Anbox runs Android apps on Linux just like native apps

One of the ironies of life is that while Android and Linux share a common core, there are more ways and tools to make Android apps run on Windows than they are to run them on Linux. That situation might soon change for the better now that Anbox has been made public. A year and a half in the making, this "Android in a box" software allows you to run Android apps on Linux just as if they were native Linux apps.

Linux is all grown up. It has a bunch of compelling software and even triple A games that makes it more than just a geek's pastime or OS of choice. There is, however, a distinct lack of popular apps or even open source equivalents to them. Apps that happen to have either Windows-only desktop software or, at least, Android apps.

Sure, you can probably use WINE to run those Windows apps, which is sometimes a hit and miss thing. You can also use Android emulator to run Android apps, but that's practically like running a virtual machine on top of your OS. Bottom line, you're going to incur some performance penalties.

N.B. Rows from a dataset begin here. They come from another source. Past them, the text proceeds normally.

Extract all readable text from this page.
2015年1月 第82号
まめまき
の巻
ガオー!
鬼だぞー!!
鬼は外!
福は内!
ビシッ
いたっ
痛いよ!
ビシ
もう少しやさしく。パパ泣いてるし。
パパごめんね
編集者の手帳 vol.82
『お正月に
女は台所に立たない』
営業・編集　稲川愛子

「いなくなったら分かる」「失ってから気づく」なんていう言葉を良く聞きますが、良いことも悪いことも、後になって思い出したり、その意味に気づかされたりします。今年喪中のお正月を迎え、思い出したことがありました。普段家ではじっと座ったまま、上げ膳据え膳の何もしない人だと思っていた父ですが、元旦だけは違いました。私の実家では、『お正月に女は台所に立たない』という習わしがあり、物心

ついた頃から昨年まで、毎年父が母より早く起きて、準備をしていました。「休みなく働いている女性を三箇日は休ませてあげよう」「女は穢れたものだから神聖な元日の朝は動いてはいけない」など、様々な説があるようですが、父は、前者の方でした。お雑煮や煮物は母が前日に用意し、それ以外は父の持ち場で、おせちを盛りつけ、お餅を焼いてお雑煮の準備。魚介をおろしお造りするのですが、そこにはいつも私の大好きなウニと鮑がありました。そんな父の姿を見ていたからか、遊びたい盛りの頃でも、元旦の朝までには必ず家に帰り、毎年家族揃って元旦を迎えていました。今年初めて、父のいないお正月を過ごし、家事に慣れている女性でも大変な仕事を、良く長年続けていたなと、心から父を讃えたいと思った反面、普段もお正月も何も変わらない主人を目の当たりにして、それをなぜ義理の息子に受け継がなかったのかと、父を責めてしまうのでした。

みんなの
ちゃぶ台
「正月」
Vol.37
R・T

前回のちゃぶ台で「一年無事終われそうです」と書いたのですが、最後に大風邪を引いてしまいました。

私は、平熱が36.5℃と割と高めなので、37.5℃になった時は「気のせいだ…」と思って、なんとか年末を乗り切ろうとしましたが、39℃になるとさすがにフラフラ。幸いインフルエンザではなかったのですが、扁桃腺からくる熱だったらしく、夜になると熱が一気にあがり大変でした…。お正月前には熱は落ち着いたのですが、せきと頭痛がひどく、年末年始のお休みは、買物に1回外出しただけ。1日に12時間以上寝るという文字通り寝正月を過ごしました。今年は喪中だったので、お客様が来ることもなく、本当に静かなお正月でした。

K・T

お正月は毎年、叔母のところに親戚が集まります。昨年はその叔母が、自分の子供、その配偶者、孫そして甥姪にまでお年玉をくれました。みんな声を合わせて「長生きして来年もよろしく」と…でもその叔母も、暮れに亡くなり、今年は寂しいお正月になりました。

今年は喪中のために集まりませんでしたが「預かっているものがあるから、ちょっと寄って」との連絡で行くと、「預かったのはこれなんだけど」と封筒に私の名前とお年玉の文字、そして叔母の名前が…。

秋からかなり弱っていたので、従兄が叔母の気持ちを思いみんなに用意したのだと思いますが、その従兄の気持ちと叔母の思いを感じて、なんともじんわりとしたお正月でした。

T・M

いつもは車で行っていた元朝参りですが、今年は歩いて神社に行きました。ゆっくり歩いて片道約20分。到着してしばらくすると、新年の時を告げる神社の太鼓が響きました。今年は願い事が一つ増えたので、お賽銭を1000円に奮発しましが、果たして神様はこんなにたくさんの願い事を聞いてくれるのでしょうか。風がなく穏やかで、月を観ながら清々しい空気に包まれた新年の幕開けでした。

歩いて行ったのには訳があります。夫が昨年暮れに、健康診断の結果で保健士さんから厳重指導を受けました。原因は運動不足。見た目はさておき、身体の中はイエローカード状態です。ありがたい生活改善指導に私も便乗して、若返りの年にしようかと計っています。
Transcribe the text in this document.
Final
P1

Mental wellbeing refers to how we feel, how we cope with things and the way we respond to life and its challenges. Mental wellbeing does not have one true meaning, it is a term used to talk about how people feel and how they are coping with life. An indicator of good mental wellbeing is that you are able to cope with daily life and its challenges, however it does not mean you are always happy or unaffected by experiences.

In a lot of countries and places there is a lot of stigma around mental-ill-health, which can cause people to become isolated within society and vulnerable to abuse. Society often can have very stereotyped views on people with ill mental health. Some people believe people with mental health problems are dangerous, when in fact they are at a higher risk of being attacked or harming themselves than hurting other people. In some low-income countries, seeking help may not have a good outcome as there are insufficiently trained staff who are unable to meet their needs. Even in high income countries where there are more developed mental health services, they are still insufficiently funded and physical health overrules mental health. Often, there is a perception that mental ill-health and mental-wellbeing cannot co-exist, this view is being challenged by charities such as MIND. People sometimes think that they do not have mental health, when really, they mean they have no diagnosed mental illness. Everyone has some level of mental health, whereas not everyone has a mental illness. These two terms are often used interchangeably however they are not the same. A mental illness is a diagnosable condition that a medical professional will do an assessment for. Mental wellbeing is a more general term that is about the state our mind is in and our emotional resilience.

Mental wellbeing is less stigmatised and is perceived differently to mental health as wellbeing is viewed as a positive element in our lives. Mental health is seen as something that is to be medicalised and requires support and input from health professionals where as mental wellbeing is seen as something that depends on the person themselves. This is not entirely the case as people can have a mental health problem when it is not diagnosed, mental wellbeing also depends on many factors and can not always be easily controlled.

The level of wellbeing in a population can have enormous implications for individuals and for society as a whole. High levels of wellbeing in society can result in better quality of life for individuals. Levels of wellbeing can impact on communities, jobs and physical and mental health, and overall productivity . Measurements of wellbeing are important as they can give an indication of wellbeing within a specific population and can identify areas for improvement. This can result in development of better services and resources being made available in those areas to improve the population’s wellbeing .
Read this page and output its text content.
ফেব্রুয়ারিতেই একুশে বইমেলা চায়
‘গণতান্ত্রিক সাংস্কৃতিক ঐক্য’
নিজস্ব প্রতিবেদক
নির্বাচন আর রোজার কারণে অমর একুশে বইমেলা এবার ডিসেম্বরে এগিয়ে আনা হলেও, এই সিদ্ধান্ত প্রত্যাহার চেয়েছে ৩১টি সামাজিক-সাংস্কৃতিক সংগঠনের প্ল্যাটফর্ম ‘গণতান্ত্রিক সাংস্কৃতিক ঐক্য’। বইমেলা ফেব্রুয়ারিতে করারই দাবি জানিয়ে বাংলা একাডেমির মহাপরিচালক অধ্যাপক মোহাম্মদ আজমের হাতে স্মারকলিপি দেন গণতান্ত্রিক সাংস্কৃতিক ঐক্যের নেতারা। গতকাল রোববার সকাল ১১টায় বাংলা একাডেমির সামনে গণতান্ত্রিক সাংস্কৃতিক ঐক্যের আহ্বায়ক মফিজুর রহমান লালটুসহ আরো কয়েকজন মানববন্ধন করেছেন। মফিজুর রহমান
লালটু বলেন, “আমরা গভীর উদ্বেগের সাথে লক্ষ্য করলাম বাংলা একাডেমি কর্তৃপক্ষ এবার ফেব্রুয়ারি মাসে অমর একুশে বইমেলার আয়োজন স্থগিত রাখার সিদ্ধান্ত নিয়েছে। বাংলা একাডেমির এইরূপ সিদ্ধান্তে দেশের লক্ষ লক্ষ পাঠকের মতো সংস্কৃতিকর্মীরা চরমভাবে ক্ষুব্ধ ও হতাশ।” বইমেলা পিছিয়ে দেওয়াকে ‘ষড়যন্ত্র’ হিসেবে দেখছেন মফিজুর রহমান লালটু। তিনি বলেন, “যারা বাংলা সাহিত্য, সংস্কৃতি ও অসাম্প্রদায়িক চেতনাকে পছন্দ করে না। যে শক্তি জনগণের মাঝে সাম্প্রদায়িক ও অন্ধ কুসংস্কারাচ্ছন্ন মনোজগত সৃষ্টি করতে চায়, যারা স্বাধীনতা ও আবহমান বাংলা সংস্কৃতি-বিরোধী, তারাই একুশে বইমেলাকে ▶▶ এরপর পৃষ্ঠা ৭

Anbox, in contrast, reuses as much as the Linux operating system's facilities as possible. That includes the Linux kernel, namespaces, and even OpenGL (though "bridged" rather than direct). It makes use of LXC containers, one of the hottest topics in computing these days, to make it possible.

Despite the length of development, Anbox is pretty much in a pre-alpha state, where many things still have to be done via the command line, which could throw off even some Linux users. Probably one of the biggest disappointments, though not exactly a big surprise, is that it doesn't come with Google Play Services. That is only officially provided to certified devices, and this is definitely not one of them. You can, however, always install those via unofficial means and, being open source, Anbox has a chance of getting refined quickly if interest picks up quickly too.